Emmanuel Adebayor may not be making as many friends as he’d like on his journey as a nomadic striker. But does the early form he showed for Spurs suggest that here is a striker to help launch the club onto the next level beyond this season?
Adebayor’s season started brightly for Spurs, in much the same way that it had done for his previous clubs. Here was a player who in the past had completed a loan spell at Real Madrid; had signed for Manchester City in a big money £25 million transfer, and had the spectacular 30 goal season for Arsenal in 2007/08 to his name. Regardless of where his allegiances lay prior to this season, it appeared that Spurs had finally landed that powerful front man to take them onto the next level.

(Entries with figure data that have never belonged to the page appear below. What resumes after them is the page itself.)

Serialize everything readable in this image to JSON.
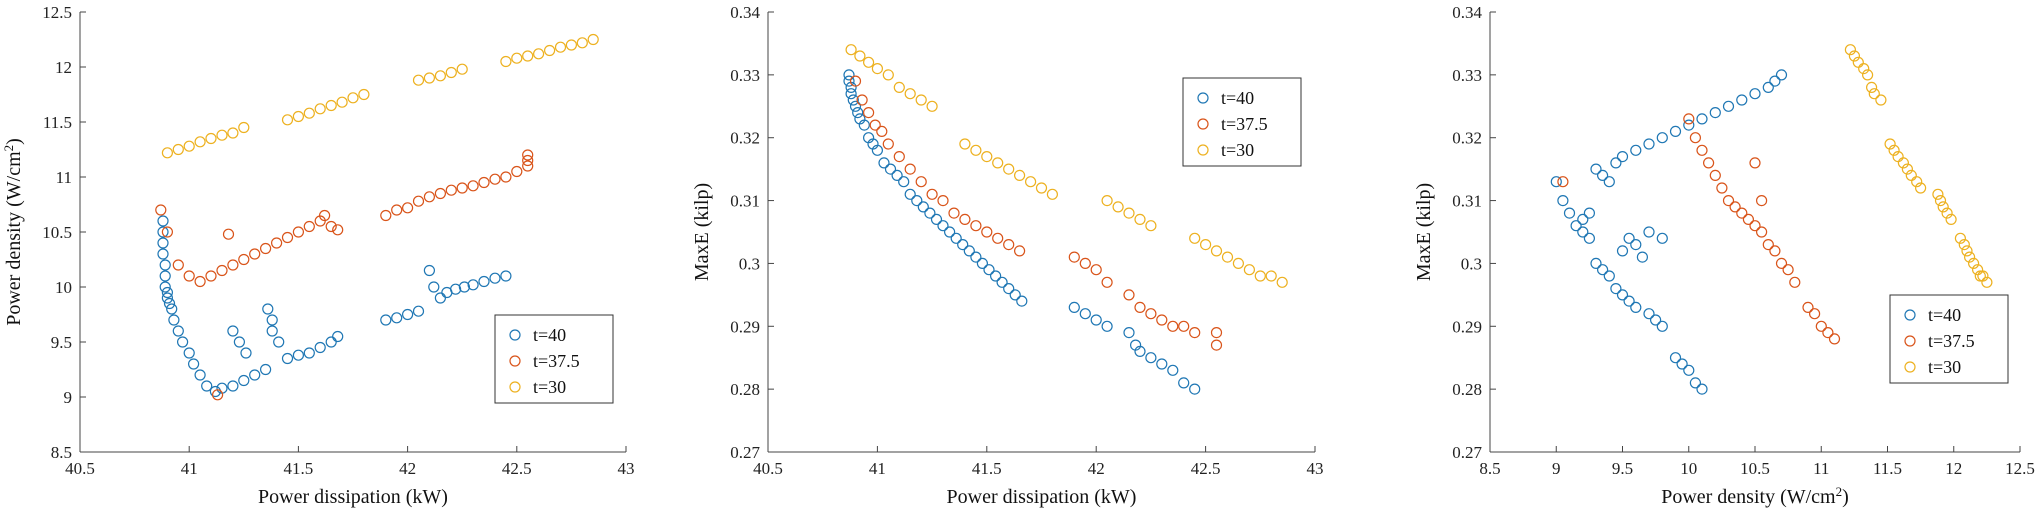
{
  "colors": {
    "t40": "#1f77b4",
    "t37_5": "#d9541a",
    "t30": "#edb120"
  },
  "chart_data": [
    {
      "type": "scatter",
      "xlabel": "Power dissipation (kW)",
      "ylabel_main": "Power density (W/cm",
      "ylabel_sup": "2",
      "ylabel_tail": ")",
      "xlim": [
        40.5,
        43
      ],
      "ylim": [
        8.5,
        12.5
      ],
      "xticks": [
        "40.5",
        "41",
        "41.5",
        "42",
        "42.5",
        "43"
      ],
      "yticks": [
        "8.5",
        "9",
        "9.5",
        "10",
        "10.5",
        "11",
        "11.5",
        "12",
        "12.5"
      ],
      "legend": "bottom-right",
      "series": [
        {
          "name": "t=40",
          "color": "#1f77b4",
          "x": [
            40.88,
            40.88,
            40.88,
            40.88,
            40.89,
            40.89,
            40.89,
            40.9,
            40.9,
            40.91,
            40.92,
            40.93,
            40.95,
            40.97,
            41.0,
            41.02,
            41.05,
            41.08,
            41.12,
            41.15,
            41.2,
            41.25,
            41.3,
            41.35,
            41.38,
            41.2,
            41.23,
            41.26,
            41.36,
            41.38,
            41.41,
            41.45,
            41.5,
            41.55,
            41.6,
            41.65,
            41.68,
            41.9,
            41.95,
            42.0,
            42.05,
            42.1,
            42.12,
            42.15,
            42.18,
            42.22,
            42.26,
            42.3,
            42.35,
            42.4,
            42.45
          ],
          "y": [
            10.6,
            10.5,
            10.4,
            10.3,
            10.2,
            10.1,
            10.0,
            9.95,
            9.9,
            9.85,
            9.8,
            9.7,
            9.6,
            9.5,
            9.4,
            9.3,
            9.2,
            9.1,
            9.05,
            9.08,
            9.1,
            9.15,
            9.2,
            9.25,
            9.6,
            9.6,
            9.5,
            9.4,
            9.8,
            9.7,
            9.5,
            9.35,
            9.38,
            9.4,
            9.45,
            9.5,
            9.55,
            9.7,
            9.72,
            9.75,
            9.78,
            10.15,
            10.0,
            9.9,
            9.95,
            9.98,
            10.0,
            10.02,
            10.05,
            10.08,
            10.1
          ]
        },
        {
          "name": "t=37.5",
          "color": "#d9541a",
          "x": [
            40.87,
            40.9,
            40.95,
            41.0,
            41.05,
            41.1,
            41.15,
            41.2,
            41.25,
            41.3,
            41.35,
            41.4,
            41.45,
            41.5,
            41.55,
            41.6,
            41.62,
            41.65,
            41.68,
            41.9,
            41.95,
            42.0,
            42.05,
            42.1,
            42.15,
            42.2,
            42.25,
            42.3,
            42.35,
            42.4,
            42.45,
            42.5,
            42.55,
            42.55,
            42.55,
            41.13,
            41.18
          ],
          "y": [
            10.7,
            10.5,
            10.2,
            10.1,
            10.05,
            10.1,
            10.15,
            10.2,
            10.25,
            10.3,
            10.35,
            10.4,
            10.45,
            10.5,
            10.55,
            10.6,
            10.65,
            10.55,
            10.52,
            10.65,
            10.7,
            10.72,
            10.78,
            10.82,
            10.85,
            10.88,
            10.9,
            10.92,
            10.95,
            10.98,
            11.0,
            11.05,
            11.1,
            11.15,
            11.2,
            9.02,
            10.48
          ]
        },
        {
          "name": "t=30",
          "color": "#edb120",
          "x": [
            40.9,
            40.95,
            41.0,
            41.05,
            41.1,
            41.15,
            41.2,
            41.25,
            41.45,
            41.5,
            41.55,
            41.6,
            41.65,
            41.7,
            41.75,
            41.8,
            42.05,
            42.1,
            42.15,
            42.2,
            42.25,
            42.45,
            42.5,
            42.55,
            42.6,
            42.65,
            42.7,
            42.75,
            42.8,
            42.85
          ],
          "y": [
            11.22,
            11.25,
            11.28,
            11.32,
            11.35,
            11.38,
            11.4,
            11.45,
            11.52,
            11.55,
            11.58,
            11.62,
            11.65,
            11.68,
            11.72,
            11.75,
            11.88,
            11.9,
            11.92,
            11.95,
            11.98,
            12.05,
            12.08,
            12.1,
            12.12,
            12.15,
            12.18,
            12.2,
            12.22,
            12.25
          ]
        }
      ]
    },
    {
      "type": "scatter",
      "xlabel": "Power dissipation (kW)",
      "ylabel_main": "MaxE (kilp)",
      "ylabel_sup": "",
      "ylabel_tail": "",
      "xlim": [
        40.5,
        43
      ],
      "ylim": [
        0.27,
        0.34
      ],
      "xticks": [
        "40.5",
        "41",
        "41.5",
        "42",
        "42.5",
        "43"
      ],
      "yticks": [
        "0.27",
        "0.28",
        "0.29",
        "0.3",
        "0.31",
        "0.32",
        "0.33",
        "0.34"
      ],
      "legend": "top-right",
      "series": [
        {
          "name": "t=40",
          "color": "#1f77b4",
          "x": [
            40.87,
            40.87,
            40.88,
            40.88,
            40.89,
            40.9,
            40.91,
            40.92,
            40.94,
            40.96,
            40.98,
            41.0,
            41.03,
            41.06,
            41.09,
            41.12,
            41.15,
            41.18,
            41.21,
            41.24,
            41.27,
            41.3,
            41.33,
            41.36,
            41.39,
            41.42,
            41.45,
            41.48,
            41.51,
            41.54,
            41.57,
            41.6,
            41.63,
            41.66,
            41.9,
            41.95,
            42.0,
            42.05,
            42.15,
            42.18,
            42.2,
            42.25,
            42.3,
            42.35,
            42.4,
            42.45
          ],
          "y": [
            0.33,
            0.329,
            0.328,
            0.327,
            0.326,
            0.325,
            0.324,
            0.323,
            0.322,
            0.32,
            0.319,
            0.318,
            0.316,
            0.315,
            0.314,
            0.313,
            0.311,
            0.31,
            0.309,
            0.308,
            0.307,
            0.306,
            0.305,
            0.304,
            0.303,
            0.302,
            0.301,
            0.3,
            0.299,
            0.298,
            0.297,
            0.296,
            0.295,
            0.294,
            0.293,
            0.292,
            0.291,
            0.29,
            0.289,
            0.287,
            0.286,
            0.285,
            0.284,
            0.283,
            0.281,
            0.28
          ]
        },
        {
          "name": "t=37.5",
          "color": "#d9541a",
          "x": [
            40.9,
            40.93,
            40.96,
            40.99,
            41.02,
            41.05,
            41.1,
            41.15,
            41.2,
            41.25,
            41.3,
            41.35,
            41.4,
            41.45,
            41.5,
            41.55,
            41.6,
            41.65,
            41.9,
            41.95,
            42.0,
            42.05,
            42.15,
            42.2,
            42.25,
            42.3,
            42.35,
            42.4,
            42.45,
            42.55,
            42.55
          ],
          "y": [
            0.329,
            0.326,
            0.324,
            0.322,
            0.321,
            0.319,
            0.317,
            0.315,
            0.313,
            0.311,
            0.31,
            0.308,
            0.307,
            0.306,
            0.305,
            0.304,
            0.303,
            0.302,
            0.301,
            0.3,
            0.299,
            0.297,
            0.295,
            0.293,
            0.292,
            0.291,
            0.29,
            0.29,
            0.289,
            0.289,
            0.287
          ]
        },
        {
          "name": "t=30",
          "color": "#edb120",
          "x": [
            40.88,
            40.92,
            40.96,
            41.0,
            41.05,
            41.1,
            41.15,
            41.2,
            41.25,
            41.4,
            41.45,
            41.5,
            41.55,
            41.6,
            41.65,
            41.7,
            41.75,
            41.8,
            42.05,
            42.1,
            42.15,
            42.2,
            42.25,
            42.45,
            42.5,
            42.55,
            42.6,
            42.65,
            42.7,
            42.75,
            42.8,
            42.85
          ],
          "y": [
            0.334,
            0.333,
            0.332,
            0.331,
            0.33,
            0.328,
            0.327,
            0.326,
            0.325,
            0.319,
            0.318,
            0.317,
            0.316,
            0.315,
            0.314,
            0.313,
            0.312,
            0.311,
            0.31,
            0.309,
            0.308,
            0.307,
            0.306,
            0.304,
            0.303,
            0.302,
            0.301,
            0.3,
            0.299,
            0.298,
            0.298,
            0.297
          ]
        }
      ]
    },
    {
      "type": "scatter",
      "xlabel_main": "Power density (W/cm",
      "xlabel_sup": "2",
      "xlabel_tail": ")",
      "ylabel_main": "MaxE (kilp)",
      "ylabel_sup": "",
      "ylabel_tail": "",
      "xlim": [
        8.5,
        12.5
      ],
      "ylim": [
        0.27,
        0.34
      ],
      "xticks": [
        "8.5",
        "9",
        "9.5",
        "10",
        "10.5",
        "11",
        "11.5",
        "12",
        "12.5"
      ],
      "yticks": [
        "0.27",
        "0.28",
        "0.29",
        "0.3",
        "0.31",
        "0.32",
        "0.33",
        "0.34"
      ],
      "legend": "bottom-right",
      "series": [
        {
          "name": "t=40",
          "color": "#1f77b4",
          "x": [
            9.0,
            9.05,
            9.1,
            9.15,
            9.2,
            9.25,
            9.3,
            9.35,
            9.4,
            9.45,
            9.5,
            9.6,
            9.7,
            9.8,
            9.9,
            10.0,
            10.1,
            10.2,
            10.3,
            10.4,
            10.5,
            10.6,
            10.65,
            10.7,
            9.3,
            9.35,
            9.4,
            9.45,
            9.5,
            9.55,
            9.6,
            9.7,
            9.75,
            9.8,
            9.9,
            9.95,
            10.0,
            10.05,
            10.1,
            9.5,
            9.55,
            9.6,
            9.65,
            9.7,
            9.8,
            9.25,
            9.2
          ],
          "y": [
            0.313,
            0.31,
            0.308,
            0.306,
            0.305,
            0.304,
            0.315,
            0.314,
            0.313,
            0.316,
            0.317,
            0.318,
            0.319,
            0.32,
            0.321,
            0.322,
            0.323,
            0.324,
            0.325,
            0.326,
            0.327,
            0.328,
            0.329,
            0.33,
            0.3,
            0.299,
            0.298,
            0.296,
            0.295,
            0.294,
            0.293,
            0.292,
            0.291,
            0.29,
            0.285,
            0.284,
            0.283,
            0.281,
            0.28,
            0.302,
            0.304,
            0.303,
            0.301,
            0.305,
            0.304,
            0.308,
            0.307
          ]
        },
        {
          "name": "t=37.5",
          "color": "#d9541a",
          "x": [
            9.05,
            10.0,
            10.05,
            10.1,
            10.15,
            10.2,
            10.25,
            10.3,
            10.35,
            10.4,
            10.45,
            10.5,
            10.55,
            10.6,
            10.65,
            10.7,
            10.75,
            10.8,
            10.9,
            10.95,
            11.0,
            11.05,
            11.1,
            10.5,
            10.55
          ],
          "y": [
            0.313,
            0.323,
            0.32,
            0.318,
            0.316,
            0.314,
            0.312,
            0.31,
            0.309,
            0.308,
            0.307,
            0.306,
            0.305,
            0.303,
            0.302,
            0.3,
            0.299,
            0.297,
            0.293,
            0.292,
            0.29,
            0.289,
            0.288,
            0.316,
            0.31
          ]
        },
        {
          "name": "t=30",
          "color": "#edb120",
          "x": [
            11.22,
            11.25,
            11.28,
            11.32,
            11.35,
            11.38,
            11.4,
            11.45,
            11.52,
            11.55,
            11.58,
            11.62,
            11.65,
            11.68,
            11.72,
            11.75,
            11.88,
            11.9,
            11.92,
            11.95,
            11.98,
            12.05,
            12.08,
            12.1,
            12.12,
            12.15,
            12.18,
            12.2,
            12.22,
            12.25
          ],
          "y": [
            0.334,
            0.333,
            0.332,
            0.331,
            0.33,
            0.328,
            0.327,
            0.326,
            0.319,
            0.318,
            0.317,
            0.316,
            0.315,
            0.314,
            0.313,
            0.312,
            0.311,
            0.31,
            0.309,
            0.308,
            0.307,
            0.304,
            0.303,
            0.302,
            0.301,
            0.3,
            0.299,
            0.298,
            0.298,
            0.297
          ]
        }
      ]
    }
  ]
}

The problem with signing a player like Adebayor—specifically due to his parent club being Manchester City—is the need to weigh in heavily with the wages he was on while playing at the Etihad Stadium. He has shown that he has the talent and ability to be a player on well over £100,000 a week. However, his consistency raises the question as to whether it’s worth the gamble.

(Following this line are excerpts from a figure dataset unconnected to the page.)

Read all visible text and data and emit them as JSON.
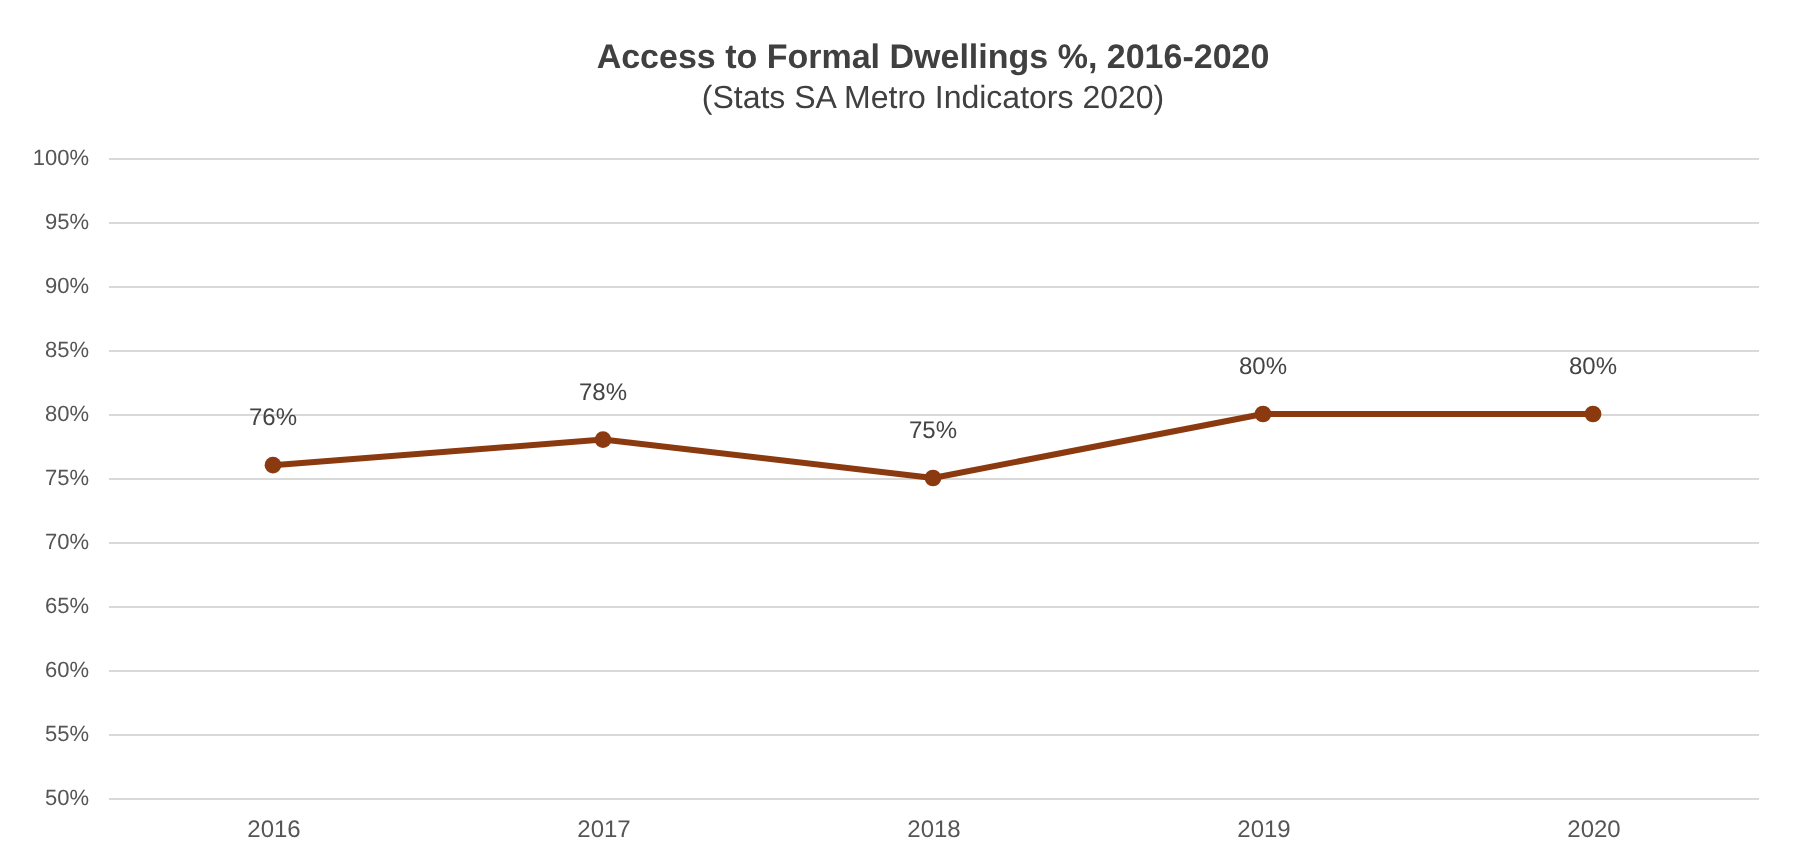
{
  "chart_data": {
    "type": "line",
    "title": "Access to Formal Dwellings %, 2016-2020",
    "subtitle": "(Stats SA Metro Indicators 2020)",
    "categories": [
      "2016",
      "2017",
      "2018",
      "2019",
      "2020"
    ],
    "series": [
      {
        "color": "#8b3a10",
        "values": [
          76,
          78,
          75,
          80,
          80
        ]
      }
    ],
    "value_labels": [
      "76%",
      "78%",
      "75%",
      "80%",
      "80%"
    ],
    "ylim": [
      50,
      100
    ],
    "yticks": [
      {
        "value": 50,
        "label": "50%"
      },
      {
        "value": 55,
        "label": "55%"
      },
      {
        "value": 60,
        "label": "60%"
      },
      {
        "value": 65,
        "label": "65%"
      },
      {
        "value": 70,
        "label": "70%"
      },
      {
        "value": 75,
        "label": "75%"
      },
      {
        "value": 80,
        "label": "80%"
      },
      {
        "value": 85,
        "label": "85%"
      },
      {
        "value": 90,
        "label": "90%"
      },
      {
        "value": 95,
        "label": "95%"
      },
      {
        "value": 100,
        "label": "100%"
      }
    ],
    "grid": "y",
    "marker": "circle",
    "line_style": "solid"
  }
}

Games such as Liverpool and Newcastle at White Hart Line suggested that here was a player who was capable of being a threat and providing in the goals and assists column. But much like Tottenham’s form over the past few months, Adebayor’s productivity has sharply declined.
Harry Redknapp has backed his starting striker by claiming that the player has performed well in training and given him no trouble since arriving in the summer. The thing with Adebayor, however, is that he can’t be counted on to stay settled for a prolonged period of time.

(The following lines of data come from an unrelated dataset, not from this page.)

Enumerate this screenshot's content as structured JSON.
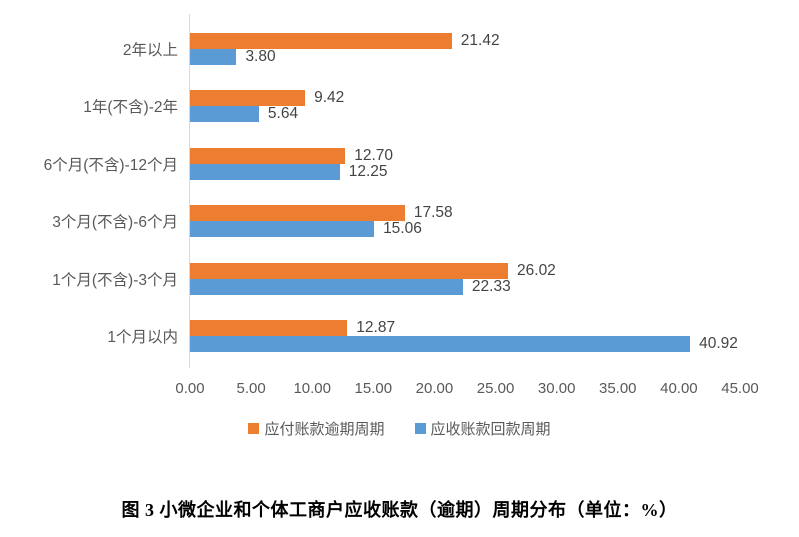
{
  "chart_data": {
    "type": "bar",
    "orientation": "horizontal",
    "categories": [
      "2年以上",
      "1年(不含)-2年",
      "6个月(不含)-12个月",
      "3个月(不含)-6个月",
      "1个月(不含)-3个月",
      "1个月以内"
    ],
    "series": [
      {
        "name": "应付账款逾期周期",
        "slug": "payable-overdue",
        "color": "#ED7D31",
        "values": [
          21.42,
          9.42,
          12.7,
          17.58,
          26.02,
          12.87
        ],
        "labels": [
          "21.42",
          "9.42",
          "12.70",
          "17.58",
          "26.02",
          "12.87"
        ]
      },
      {
        "name": "应收账款回款周期",
        "slug": "receivable-collection",
        "color": "#5B9BD5",
        "values": [
          3.8,
          5.64,
          12.25,
          15.06,
          22.33,
          40.92
        ],
        "labels": [
          "3.80",
          "5.64",
          "12.25",
          "15.06",
          "22.33",
          "40.92"
        ]
      }
    ],
    "xlim": [
      0,
      45
    ],
    "x_ticks": [
      "0.00",
      "5.00",
      "10.00",
      "15.00",
      "20.00",
      "25.00",
      "30.00",
      "35.00",
      "40.00",
      "45.00"
    ],
    "grid": false,
    "legend_position": "bottom",
    "axis_color": "#D9D9D9",
    "label_color": "#595959"
  },
  "caption": "图 3 小微企业和个体工商户应收账款（逾期）周期分布（单位：%）"
}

His move to Manchester City seems a distant memory from his flurry of goals at the start of his City career, despite, of course, still being on the club’s books. While these short-term loan spells of Spurs and Madrid seem to suit Adebayor much more.
The great upside to the player is that there are very few like him in the Premier League: a powerful, quick, natural goal scorer. His dynamics in front of goal means he’s capable of contributing in a greater capacity than just a goal poacher. And again, his early partnership with Louis Saha looked hugely promising.
The gamble in giving a player of Adebayor’s personality an extended contract is the knowledge that another club will eventually come calling and the player’s head will be turned. Despite Redknapp’s claims of a settled player, he can be a disruptive influence. His relationship with a number of Arsenal players turned sour very quickly, and due to the large wages he’d command, the bad might outweigh the good.
There’s no doubt that if he can prove to be a positive and settled influence, Adebayor can be a great weapon for any club looking to make strides on bigger stages in the coming seasons. The alternative, however, is that there are players who are capable of offering similar attributes but with wages on a much smaller scale.
At this stage, does Adebayor represent a good investment for Spurs to break their incredibly firm stance on wages?